Following 1st R-EPOCH patients were assigned to receive either R-DA-EPOCH/ R-HD-MTX-AraC or R-DA-EPOCH/ R-GIDIOX regimen.In the absence of renal failure, spidertattooz.com hematological toxicity grade 4 more than 3 days and severe infections patients received R-HD-MTX-AraC scheme (R 375 mg/m2 Day 0, Methotrexate 1000 mg/m2/24 hours Day 1, AraC 3000 mg/m2 q 12 hrs Days 2-3).Patients who had at least one of these complications received R-GIDIOX scheme (R 375 mg/m2 day 0, gemcitabine 800 mg/m2 days 1 and 4, ifosfamide 1000 mg/m2 days 1-5, dexamethasone 10 mg/m2 IV days 1-5, irinotecan 100 mg/m2 day 3, oxaliplatin 120 mg/m2 day 2).Subsequently these courses were alternating with R-DA-EPOCH in each arm of the protocol.Depending on the time of achieving CR patients received 6 or 8 iphone 14 price chicago courses, unless they progressed on therapy.

Those patients who achieved PR/CR/CRu underwent autoSCT (BEAM-R).Post - transplant R-maintenance was administered for 3 years (R - 375 mg/m2 every 3 months).Results.29/47 patients were treated on R-HD-MTX-AraC arm (median 50 years; MIPIb: 35.7% low, 28.

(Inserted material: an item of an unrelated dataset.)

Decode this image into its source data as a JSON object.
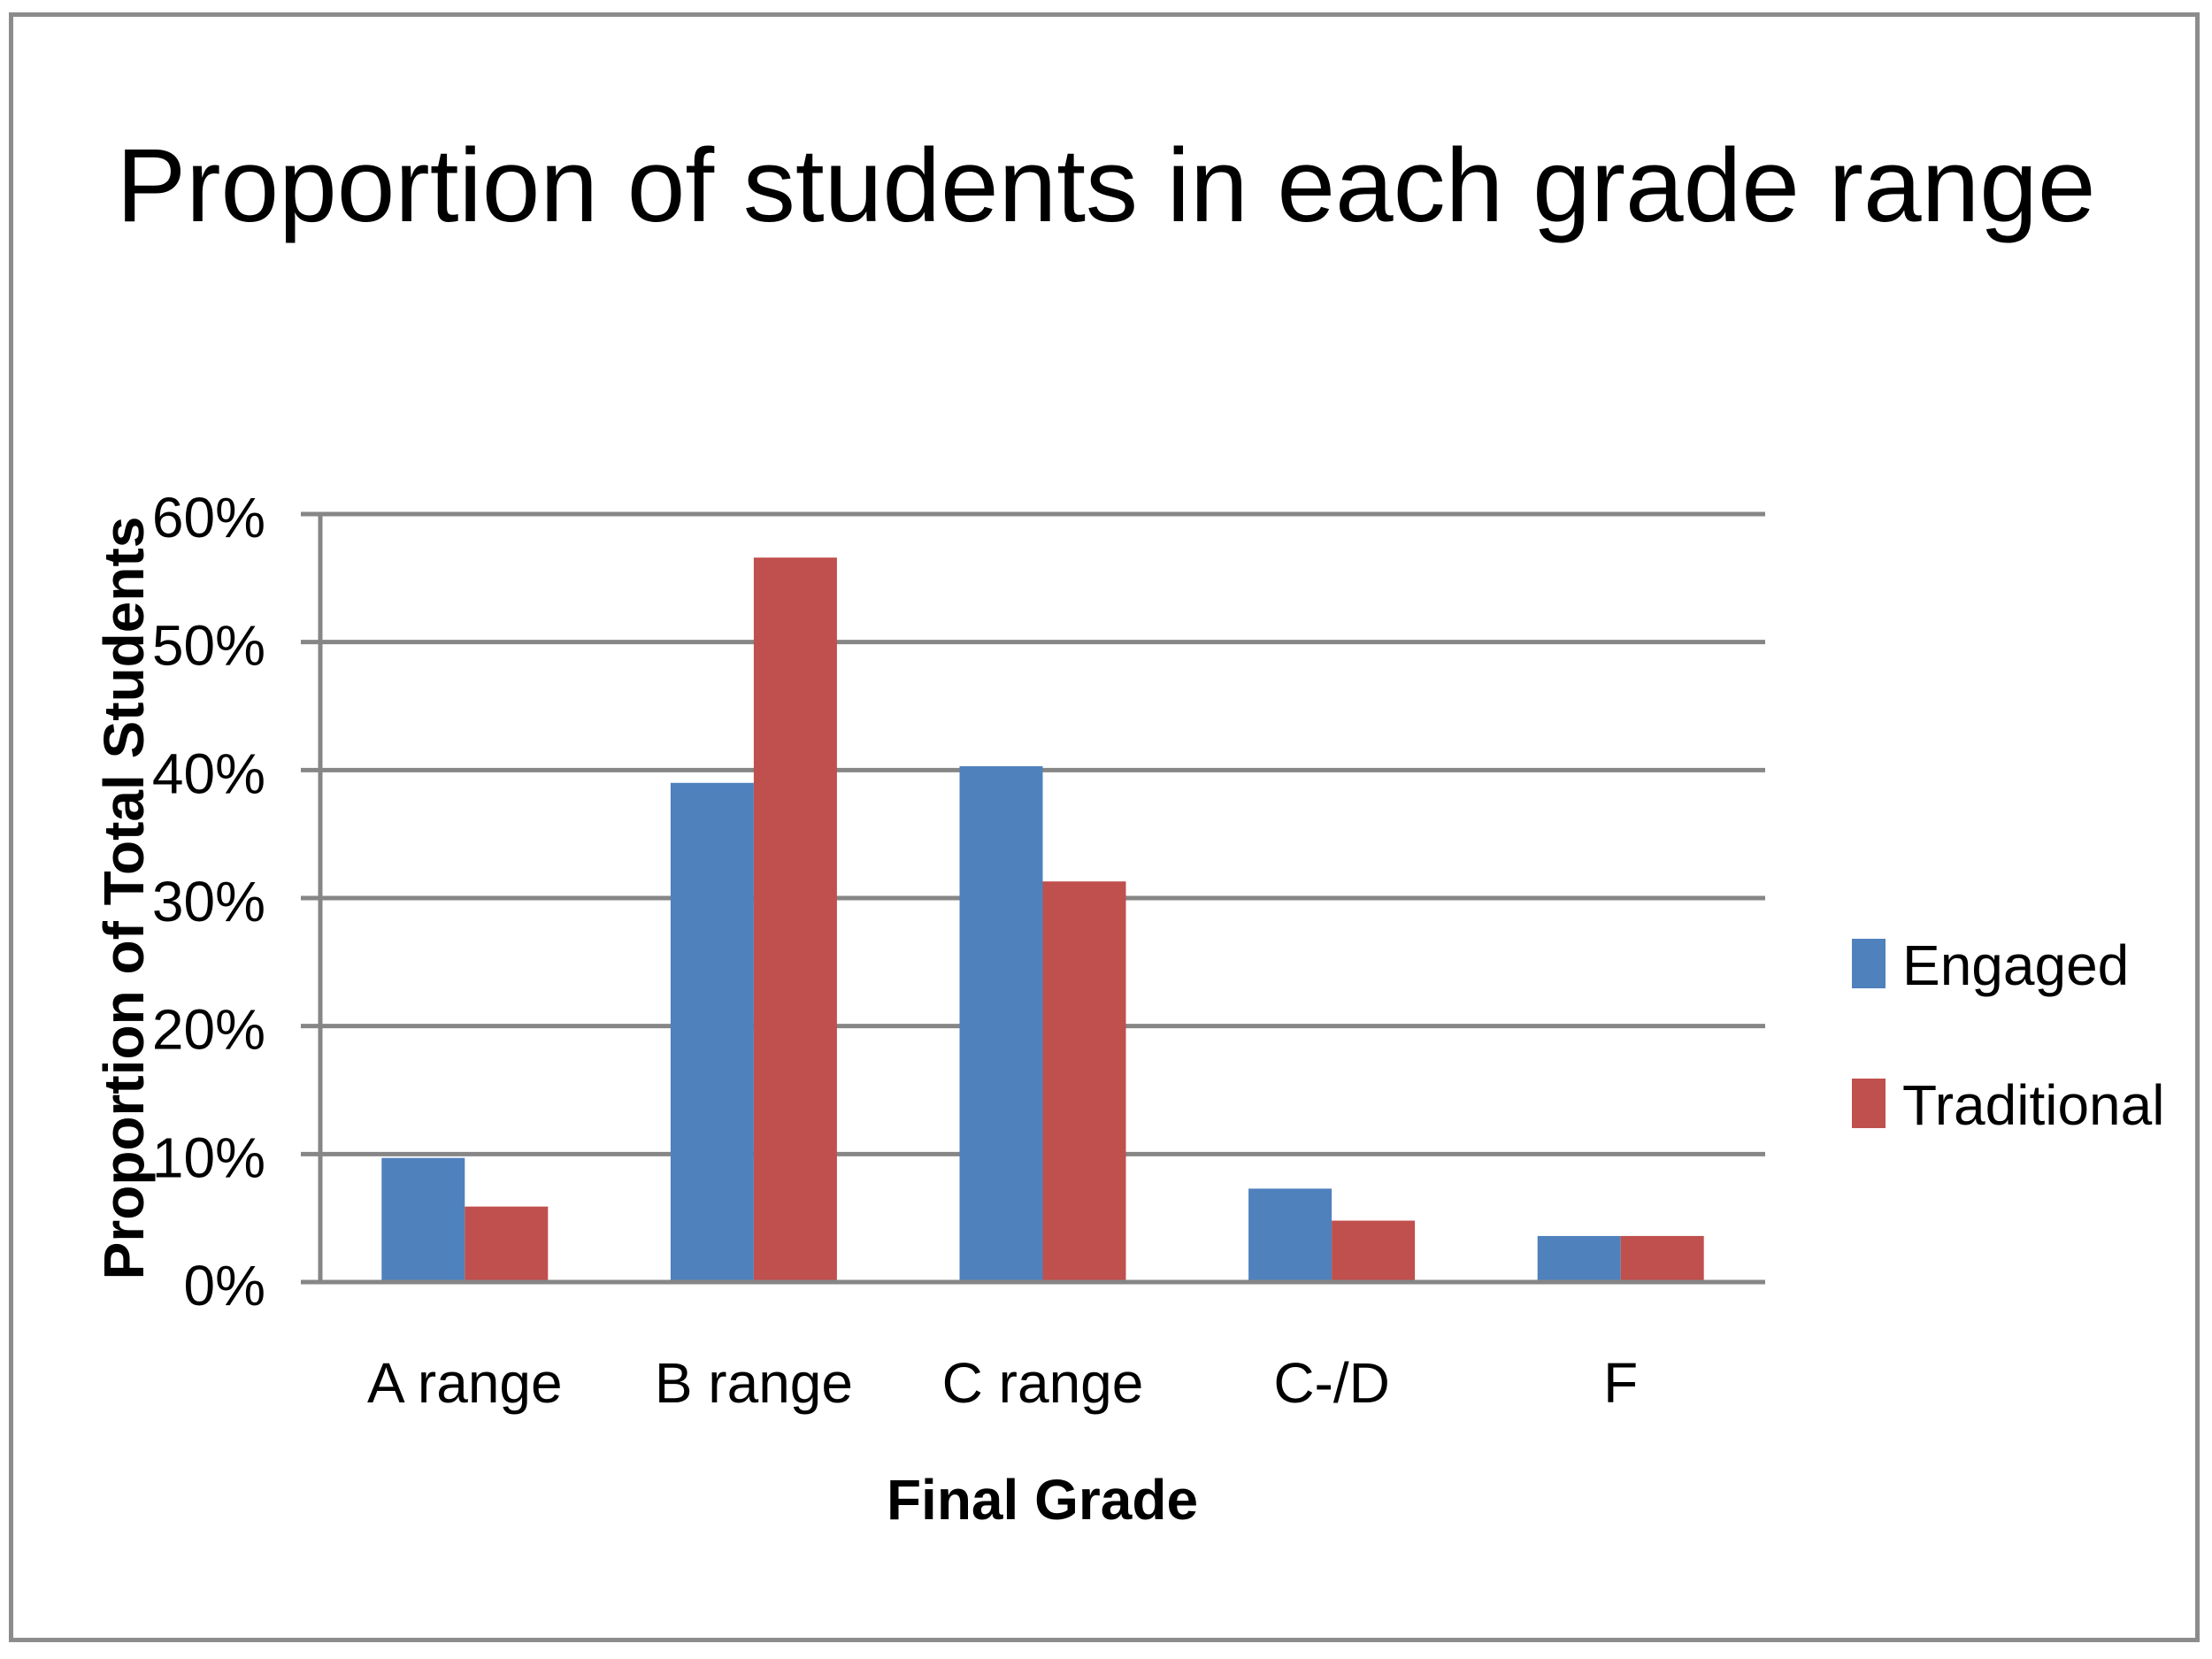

6% intermediate, 35.7% high risk) and 18/47 patients were on R-GIDIOX arm (median 60 years; MIPIb: 16.7% low, 38.9% intermediate, 44.4% high risk).

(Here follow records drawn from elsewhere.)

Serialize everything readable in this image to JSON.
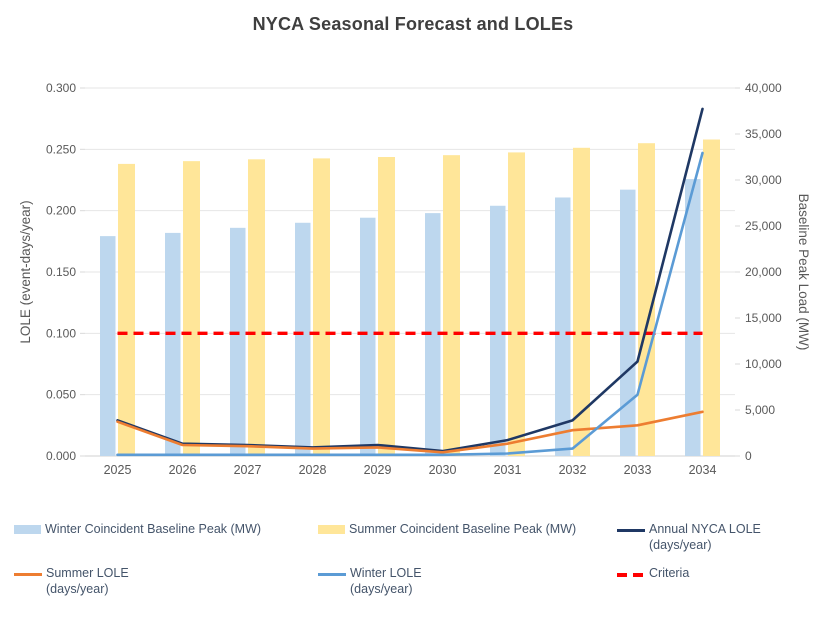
{
  "title": "NYCA Seasonal Forecast and LOLEs",
  "colors": {
    "winter_bar": "#BDD7EE",
    "summer_bar": "#FFE699",
    "annual_line": "#1F3864",
    "summer_line": "#ED7D31",
    "winter_line": "#5B9BD5",
    "criteria_line": "#FF0000",
    "gridline": "#e6e6e6",
    "axis_line": "#d9d9d9",
    "axis_text": "#595959"
  },
  "chart_data": {
    "type": "combo-bar-line",
    "title": "NYCA Seasonal Forecast and LOLEs",
    "categories": [
      "2025",
      "2026",
      "2027",
      "2028",
      "2029",
      "2030",
      "2031",
      "2032",
      "2033",
      "2034"
    ],
    "left_axis": {
      "label": "LOLE (event-days/year)",
      "min": 0,
      "max": 0.3,
      "ticks": [
        "0.300",
        "0.250",
        "0.200",
        "0.150",
        "0.100",
        "0.050",
        "0.000"
      ]
    },
    "right_axis": {
      "label": "Baseline Peak Load (MW)",
      "min": 0,
      "max": 40000,
      "ticks": [
        "40,000",
        "35,000",
        "30,000",
        "25,000",
        "20,000",
        "15,000",
        "10,000",
        "5,000",
        "0"
      ]
    },
    "grid": "horizontal",
    "legend_position": "bottom",
    "series": [
      {
        "name": "Winter Coincident Baseline Peak (MW)",
        "type": "bar",
        "axis": "right",
        "color": "#BDD7EE",
        "values": [
          23900,
          24250,
          24800,
          25350,
          25900,
          26400,
          27200,
          28100,
          28950,
          30100
        ]
      },
      {
        "name": "Summer Coincident Baseline Peak (MW)",
        "type": "bar",
        "axis": "right",
        "color": "#FFE699",
        "values": [
          31750,
          32050,
          32250,
          32350,
          32500,
          32700,
          33000,
          33500,
          34000,
          34400
        ]
      },
      {
        "name": "Annual NYCA LOLE (days/year)",
        "type": "line",
        "axis": "left",
        "color": "#1F3864",
        "values": [
          0.029,
          0.01,
          0.009,
          0.007,
          0.009,
          0.004,
          0.013,
          0.029,
          0.077,
          0.283
        ]
      },
      {
        "name": "Summer LOLE (days/year)",
        "type": "line",
        "axis": "left",
        "color": "#ED7D31",
        "values": [
          0.028,
          0.009,
          0.008,
          0.006,
          0.007,
          0.003,
          0.01,
          0.021,
          0.025,
          0.036
        ]
      },
      {
        "name": "Winter LOLE (days/year)",
        "type": "line",
        "axis": "left",
        "color": "#5B9BD5",
        "values": [
          0.0,
          0.0,
          0.0,
          0.0,
          0.0,
          0.0,
          0.002,
          0.006,
          0.05,
          0.247
        ]
      },
      {
        "name": "Criteria",
        "type": "line-dashed",
        "axis": "left",
        "color": "#FF0000",
        "constant": 0.1
      }
    ]
  },
  "legend": {
    "row1": [
      {
        "label": "Winter Coincident Baseline Peak (MW)"
      },
      {
        "label": "Summer Coincident Baseline Peak (MW)"
      },
      {
        "label": "Annual NYCA LOLE (days/year)"
      }
    ],
    "row2": [
      {
        "label": "Summer LOLE (days/year)"
      },
      {
        "label": "Winter LOLE (days/year)"
      },
      {
        "label": "Criteria"
      }
    ]
  }
}
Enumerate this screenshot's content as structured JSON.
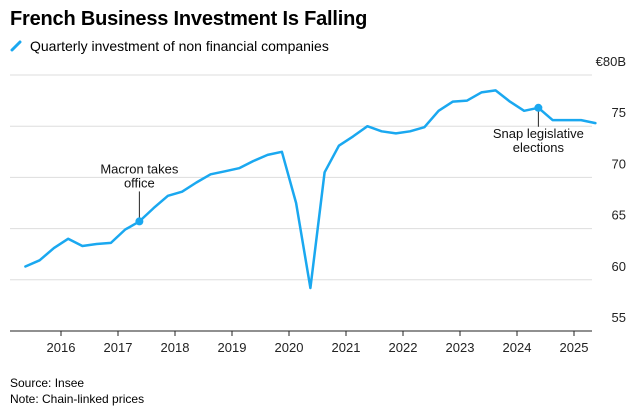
{
  "title": "French Business Investment Is Falling",
  "legend_label": "Quarterly investment of non financial companies",
  "source": "Source: Insee",
  "note": "Note: Chain-linked prices",
  "colors": {
    "series": "#1aa8f0",
    "grid": "#dddddd",
    "axis": "#222222",
    "annotation": "#222222"
  },
  "chart_data": {
    "type": "line",
    "title": "French Business Investment Is Falling",
    "y_unit_label": "€80B",
    "ylim": [
      55,
      80
    ],
    "y_ticks": [
      55,
      60,
      65,
      70,
      75
    ],
    "y_tick_labels": [
      "55",
      "60",
      "65",
      "70",
      "75"
    ],
    "x_ticks": [
      2016,
      2017,
      2018,
      2019,
      2020,
      2021,
      2022,
      2023,
      2024,
      2025
    ],
    "x_tick_labels": [
      "2016",
      "2017",
      "2018",
      "2019",
      "2020",
      "2021",
      "2022",
      "2023",
      "2024",
      "2025"
    ],
    "grid": true,
    "legend_position": "top-left",
    "series": [
      {
        "name": "Quarterly investment of non financial companies",
        "x": [
          "2015-Q2",
          "2015-Q3",
          "2015-Q4",
          "2016-Q1",
          "2016-Q2",
          "2016-Q3",
          "2016-Q4",
          "2017-Q1",
          "2017-Q2",
          "2017-Q3",
          "2017-Q4",
          "2018-Q1",
          "2018-Q2",
          "2018-Q3",
          "2018-Q4",
          "2019-Q1",
          "2019-Q2",
          "2019-Q3",
          "2019-Q4",
          "2020-Q1",
          "2020-Q2",
          "2020-Q3",
          "2020-Q4",
          "2021-Q1",
          "2021-Q2",
          "2021-Q3",
          "2021-Q4",
          "2022-Q1",
          "2022-Q2",
          "2022-Q3",
          "2022-Q4",
          "2023-Q1",
          "2023-Q2",
          "2023-Q3",
          "2023-Q4",
          "2024-Q1",
          "2024-Q2",
          "2024-Q3",
          "2024-Q4",
          "2025-Q1",
          "2025-Q2"
        ],
        "values": [
          61.3,
          61.9,
          63.1,
          64.0,
          63.3,
          63.5,
          63.6,
          64.9,
          65.7,
          67.0,
          68.2,
          68.6,
          69.5,
          70.3,
          70.6,
          70.9,
          71.6,
          72.2,
          72.5,
          67.5,
          59.2,
          70.5,
          73.1,
          74.0,
          75.0,
          74.5,
          74.3,
          74.5,
          74.9,
          76.5,
          77.4,
          77.5,
          78.3,
          78.5,
          77.4,
          76.5,
          76.8,
          75.6,
          75.6,
          75.6,
          75.3
        ],
        "color": "#1aa8f0"
      }
    ],
    "annotations": [
      {
        "text_lines": [
          "Macron takes",
          "office"
        ],
        "x": "2017-Q2",
        "y": 65.7
      },
      {
        "text_lines": [
          "Snap legislative",
          "elections"
        ],
        "x": "2024-Q2",
        "y": 76.8
      }
    ]
  }
}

In R-HD-MTX-AraC arm CR rate was 96.5%.In R-GIDIOX arm OR and CR rates were 94.4% and 77.7% respectively.

Main hematological toxicity of R-GIDIOX was leukopenia gr.4 occurred in 74.1%.With median follow - up of 76 months, the estimated 7-years OS and EFS in R-HD-MTX-AraC arm are 76% and 57% respectively.In R-GIDIOX arm the estimated 7-years OS and EFS are 59% and 44%, respectively.

There are no statistical differences in EFS (p=0.47) and OS (p=0.06) between two arms.Conclusions.The use of a risk - adapted strategy allowed 95.

7% of patients achieve PR/CR/CRu, performed autoSCT and begun R-maintenance therapy with rituximab.None of the patients needed a premature discontinuation of therapy because of unacceptable toxicity.The performance of autoSCT and R-maintenance apparently allowed to partially offset differences in the intensity of induction therapy and to maintain comparable results of therapy in both induction arms.